From this perspective, trauma-informed crisis response requires: universal assumption that trauma may be present; practices that minimize coercion and maximize choice; physical environments designed for safety; staff training in trauma dynamics; and organizational culture that embodies trauma-informed values.

The Case for Safety Primacy

Others argue that crisis situations sometimes require interventions that cannot be trauma-informed, that safety must come first, and that trauma considerations cannot override immediate risk.

Imminent safety may require restrictive intervention. When someone is about to harm themselves or others, preventing that harm may require restraint, medication, or other interventions that are inherently not trauma-informed. Safety must be primary even when trauma-informed would be preferable.

Trauma-informed rhetoric may mask capacity constraints. Claiming to be trauma-informed is easy; actually providing trauma-informed care requires training, staffing, and resources that crisis settings often lack. The label may be adopted without the practice.

Not all distress is trauma. Some crisis has other origins. Approaching all crisis through trauma lens may miss other dynamics. Assessment should precede assumption.

From this perspective, crisis response should: prioritize immediate safety; adopt trauma-informed approaches where possible; recognize constraints that prevent ideal response; and honestly assess whether trauma-informed care is actually being provided.

The Restraint Question

Can restraint ever be trauma-informed?

From one view, physical restraint is inherently traumatizing. For someone with trauma history, being held down cannot be experienced as safe. Restraint-free crisis response should be the goal. Investment in alternatives to restraint should replace acceptance of restraint.

From another view, eliminating restraint entirely may not be possible. When someone is actively harming themselves or others, intervention may be necessary. Minimizing restraint, using it only when absolutely necessary, and supporting people afterward may be achievable; eliminating it may not be.

How restraint is viewed shapes efforts to reduce or eliminate it.

The Power Question

Can crisis response equalize power imbalances?

From one perspective, crisis response inherently involves power imbalance - responders have authority that people in crisis do not. Trauma-informed practice can mitigate but not eliminate this imbalance. Honest acknowledgment of power dynamics is more realistic than pretending they can be eliminated.
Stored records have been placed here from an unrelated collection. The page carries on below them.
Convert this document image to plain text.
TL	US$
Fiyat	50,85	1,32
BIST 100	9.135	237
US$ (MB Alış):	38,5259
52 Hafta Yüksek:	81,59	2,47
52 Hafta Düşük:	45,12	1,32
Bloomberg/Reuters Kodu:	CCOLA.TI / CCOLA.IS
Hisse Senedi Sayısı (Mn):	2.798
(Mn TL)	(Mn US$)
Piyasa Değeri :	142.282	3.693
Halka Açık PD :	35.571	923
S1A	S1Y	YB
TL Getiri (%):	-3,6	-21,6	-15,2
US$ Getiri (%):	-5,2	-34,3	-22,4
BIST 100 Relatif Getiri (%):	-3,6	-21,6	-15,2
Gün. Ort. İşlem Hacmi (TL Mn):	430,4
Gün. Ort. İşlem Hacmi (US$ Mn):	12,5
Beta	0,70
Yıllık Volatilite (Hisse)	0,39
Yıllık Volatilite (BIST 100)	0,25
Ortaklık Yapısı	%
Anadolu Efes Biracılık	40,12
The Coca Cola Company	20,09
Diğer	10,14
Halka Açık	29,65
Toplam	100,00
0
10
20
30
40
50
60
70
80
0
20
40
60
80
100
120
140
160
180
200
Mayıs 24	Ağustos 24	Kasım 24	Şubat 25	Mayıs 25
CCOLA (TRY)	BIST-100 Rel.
From another perspective, creative approaches can shift power. Involving people in their own crisis planning, using peer responders, and centering choice wherever possible can make power dynamics more mutual. The imbalance is not fixed.

How power is understood shapes what trauma-informed practice attempts.
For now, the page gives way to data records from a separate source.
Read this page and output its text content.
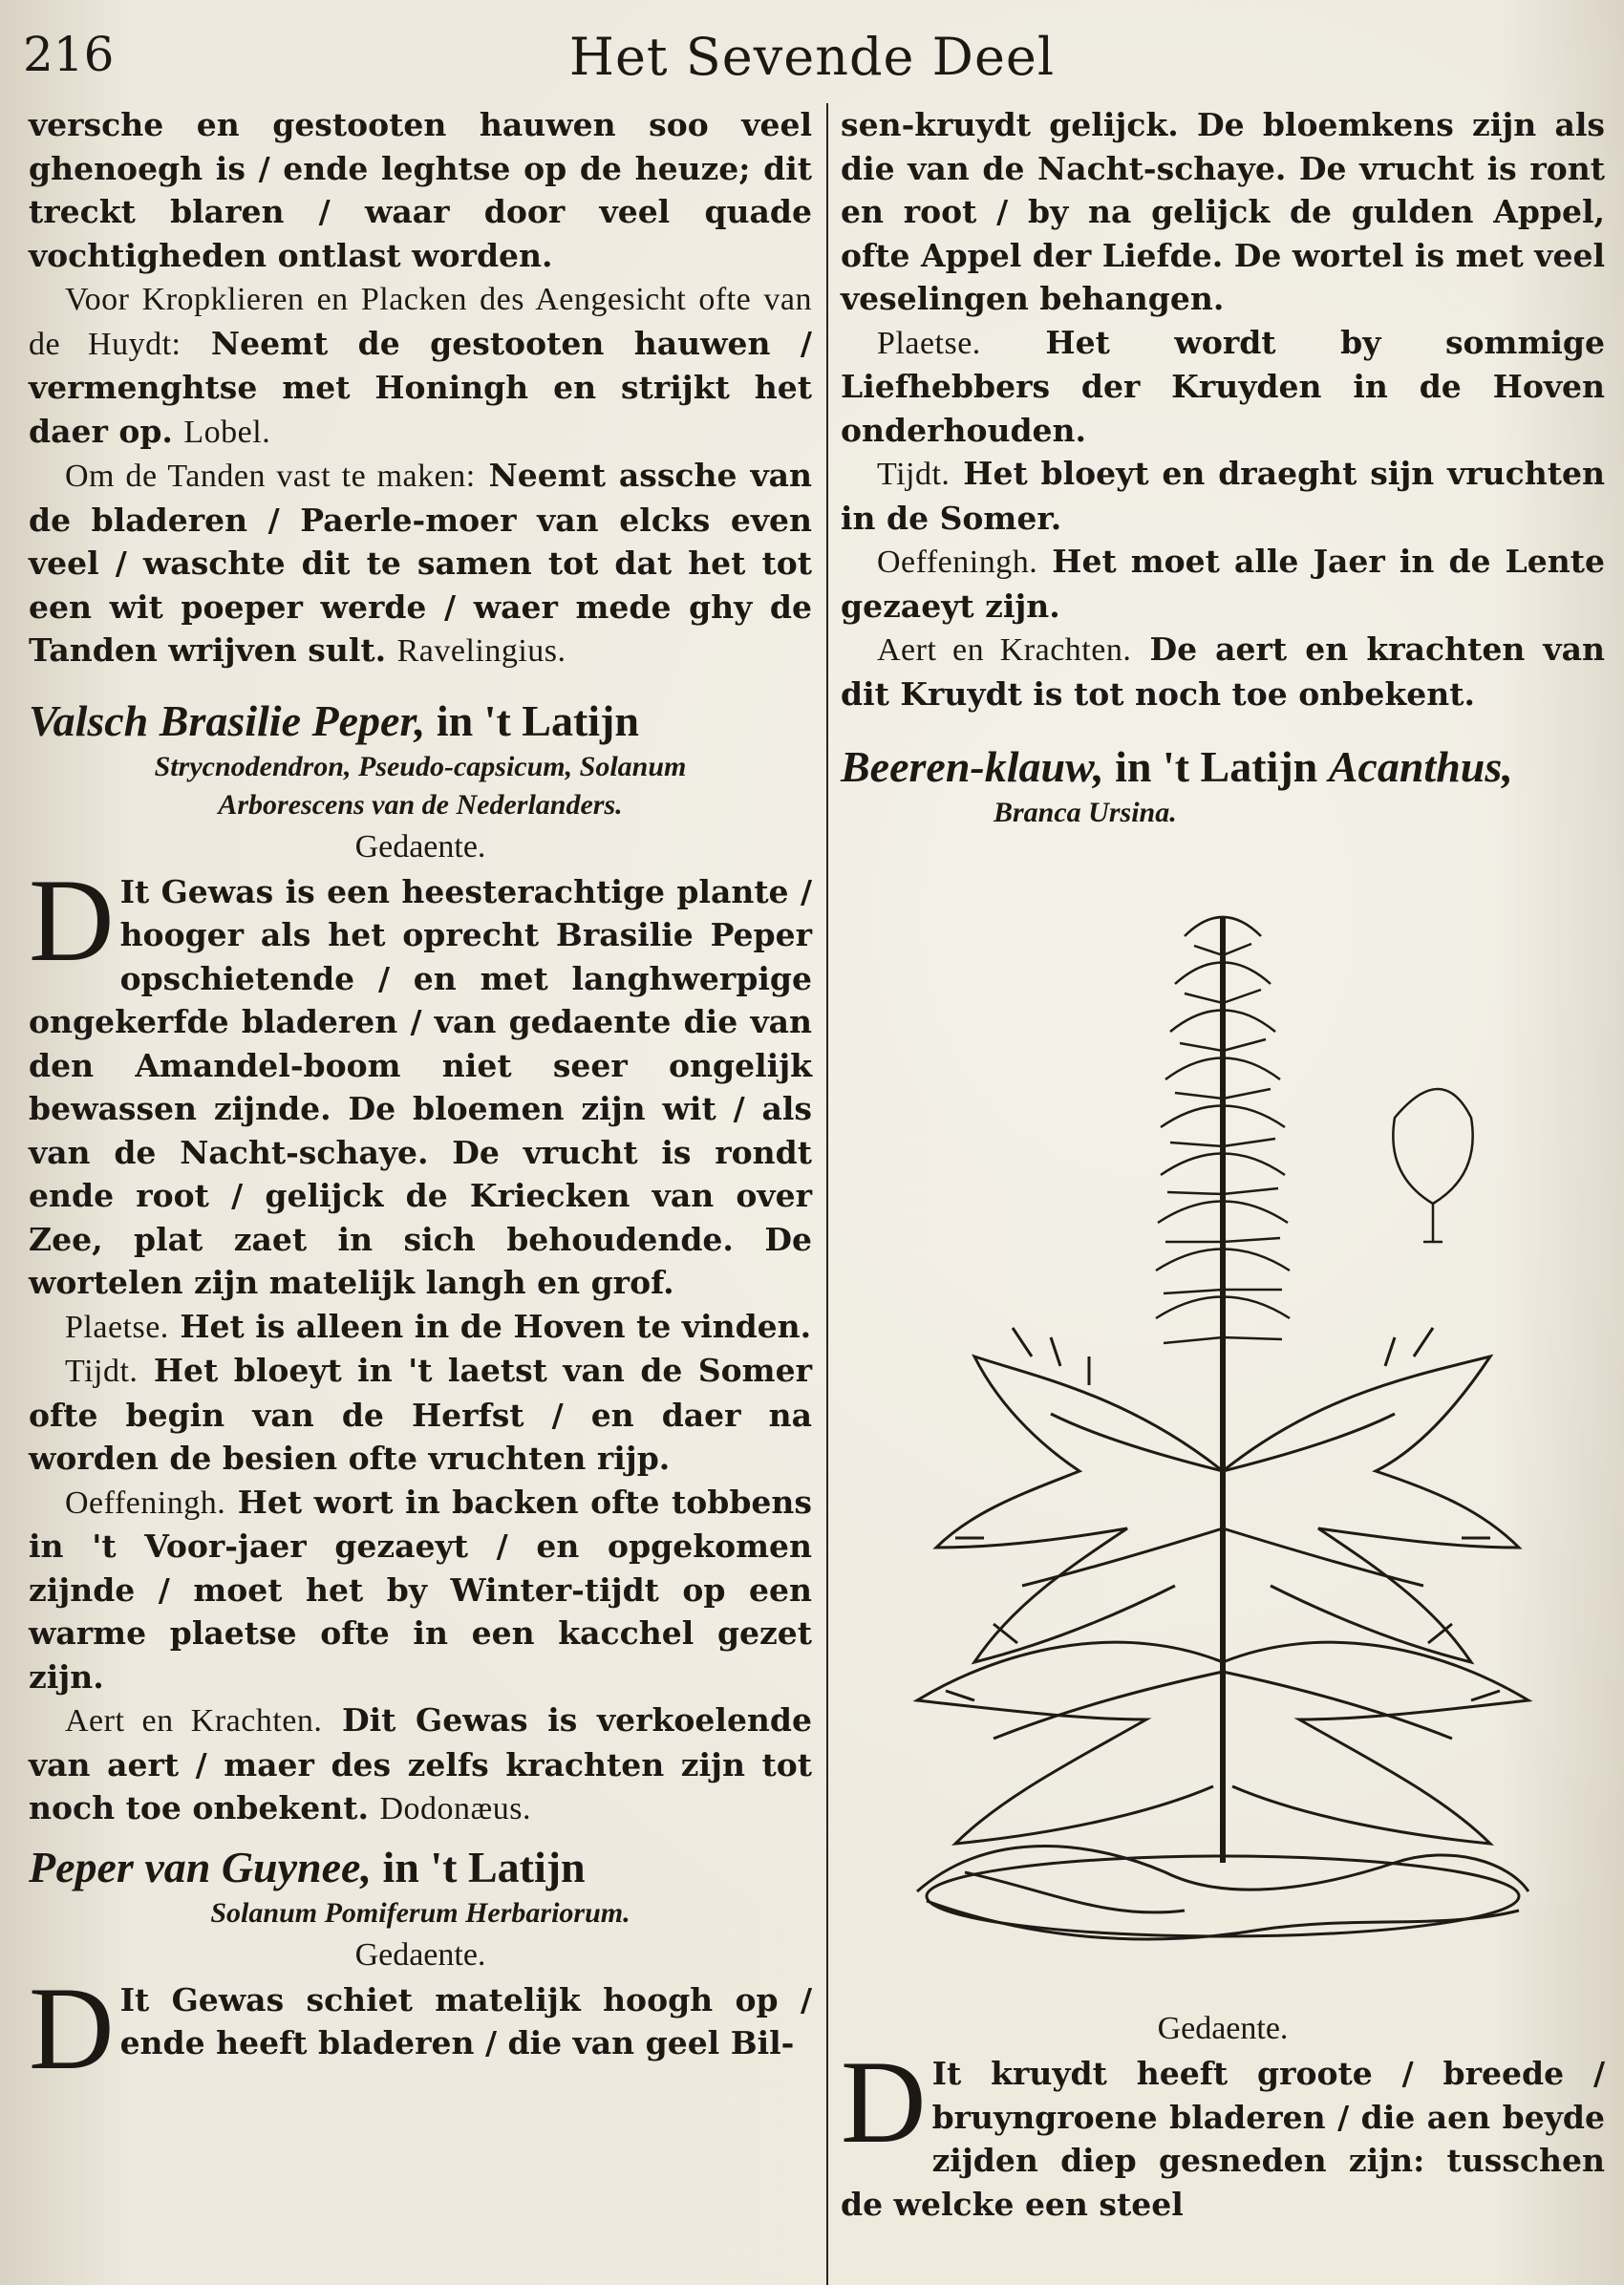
216	Het Sevende Deel

versche en gestooten hauwen soo veel ghenoegh is / ende leghtse op de heuze; dit treckt blaren / waar door veel quade vochtigheden ontlast worden.

Voor Kropklieren en Placken des Aengesicht ofte van de Huydt: Neemt de gestooten hauwen / vermenghtse met Honingh en strijkt het daer op. Lobel.

Om de Tanden vast te maken: Neemt assche van de bladeren / Paerle-moer van elcks even veel / waschte dit te samen tot dat het tot een wit poeper werde / waer mede ghy de Tanden wrijven sult. Ravelingius.

Valsch Brasilie Peper, in 't Latijn

Strycnodendron, Pseudo-capsicum, Solanum

Arborescens van de Nederlanders.

Gedaente.

D It Gewas is een heesterachtige plante / hooger als het oprecht Brasilie Peper opschietende / en met langhwerpige ongekerfde bladeren / van gedaente die van den Amandel-boom niet seer ongelijk bewassen zijnde. De bloemen zijn wit / als van de Nacht-schaye. De vrucht is rondt ende root / gelijck de Kriecken van over Zee, plat zaet in sich behoudende. De wortelen zijn matelijk langh en grof.

Plaetse. Het is alleen in de Hoven te vinden.

Tijdt. Het bloeyt in 't laetst van de Somer ofte begin van de Herfst / en daer na worden de besien ofte vruchten rijp.

Oeffeningh. Het wort in backen ofte tobbens in 't Voor-jaer gezaeyt / en opgekomen zijnde / moet het by Winter-tijdt op een warme plaetse ofte in een kacchel gezet zijn.

Aert en Krachten. Dit Gewas is verkoelende van aert / maer des zelfs krachten zijn tot noch toe onbekent. Dodonæus.

Peper van Guynee, in 't Latijn

Solanum Pomiferum Herbariorum.

Gedaente.

D It Gewas schiet matelijk hoogh op / ende heeft bladeren / die van geel Bil-

sen-kruydt gelijck. De bloemkens zijn als die van de Nacht-schaye. De vrucht is ront en root / by na gelijck de gulden Appel, ofte Appel der Liefde. De wortel is met veel veselingen behangen.

Plaetse. Het wordt by sommige Liefhebbers der Kruyden in de Hoven onderhouden.

Tijdt. Het bloeyt en draeght sijn vruchten in de Somer.

Oeffeningh. Het moet alle Jaer in de Lente gezaeyt zijn.

Aert en Krachten. De aert en krachten van dit Kruydt is tot noch toe onbekent.

Beeren-klauw, in 't Latijn Acanthus,

Branca Ursina.

Gedaente.

D It kruydt heeft groote / breede / bruyngroene bladeren / die aen beyde zijden diep gesneden zijn: tusschen de welcke een steel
The Organizational Question

Can crisis organizations be trauma-informed?

From one view, trauma-informed care requires trauma-informed organizations. Staff who are burned out, unsupported, or working in chaotic systems cannot provide trauma-informed care. Organizational change must accompany practice change.
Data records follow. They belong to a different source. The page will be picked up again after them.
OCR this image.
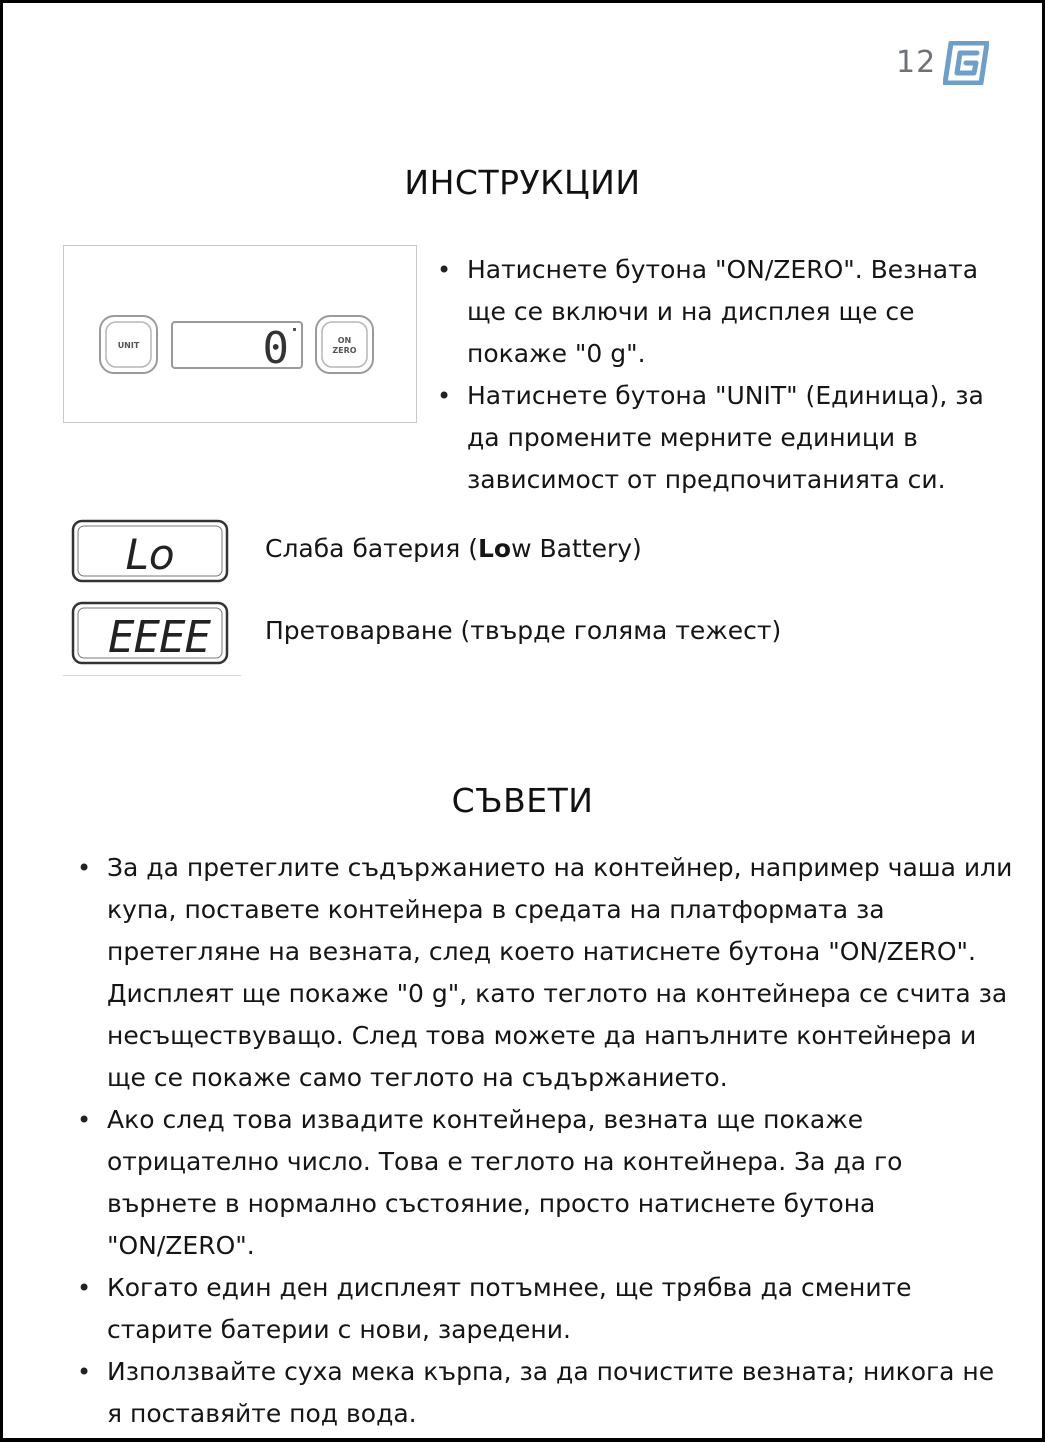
12
ИНСТРУКЦИИ
UNIT	0	ON
ZERO
• Натиснете бутона "ON/ZERO". Везната ще се включи и на дисплея ще се покаже "0 g".
• Натиснете бутона "UNIT" (Единица), за да промените мерните единици в зависимост от предпочитанията си.
Lo	Слаба батерия (Low Battery)
EEEE Претоварване (твърде голяма тежест)
СЪВЕТИ
• За да претеглите съдържанието на контейнер, например чаша или купа, поставете контейнера в средата на платформата за претегляне на везната, след което натиснете бутона "ON/ZERO". Дисплеят ще покаже "0 g", като теглото на контейнера се счита за несъществуващо. След това можете да напълните контейнера и ще се покаже само теглото на съдържанието.
• Ако след това извадите контейнера, везната ще покаже отрицателно число. Това е теглото на контейнера. За да го върнете в нормално състояние, просто натиснете бутона "ON/ZERO".
• Когато един ден дисплеят потъмнее, ще трябва да смените старите батерии с нови, заредени.
• Използвайте суха мека кърпа, за да почистите везната; никога не я поставяйте под вода.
From another view, expecting organizations to be trauma-informed may be unrealistic given resource constraints. Individual practitioners can provide trauma-informed care even in imperfect organizations. Perfect should not be enemy of good.

How organizational change relates to individual practice shapes implementation.

The Question

When crisis response triggers the trauma that contributed to the crisis, what has been accomplished? When restraint recreates abuse, is it help? If most people in crisis have trauma histories, why is standard response designed as if they do not? When trauma-informed is adopted as label without changing practice, what has changed? What would crisis response designed by trauma survivors look like? And when helping causes harm, what does helping actually mean?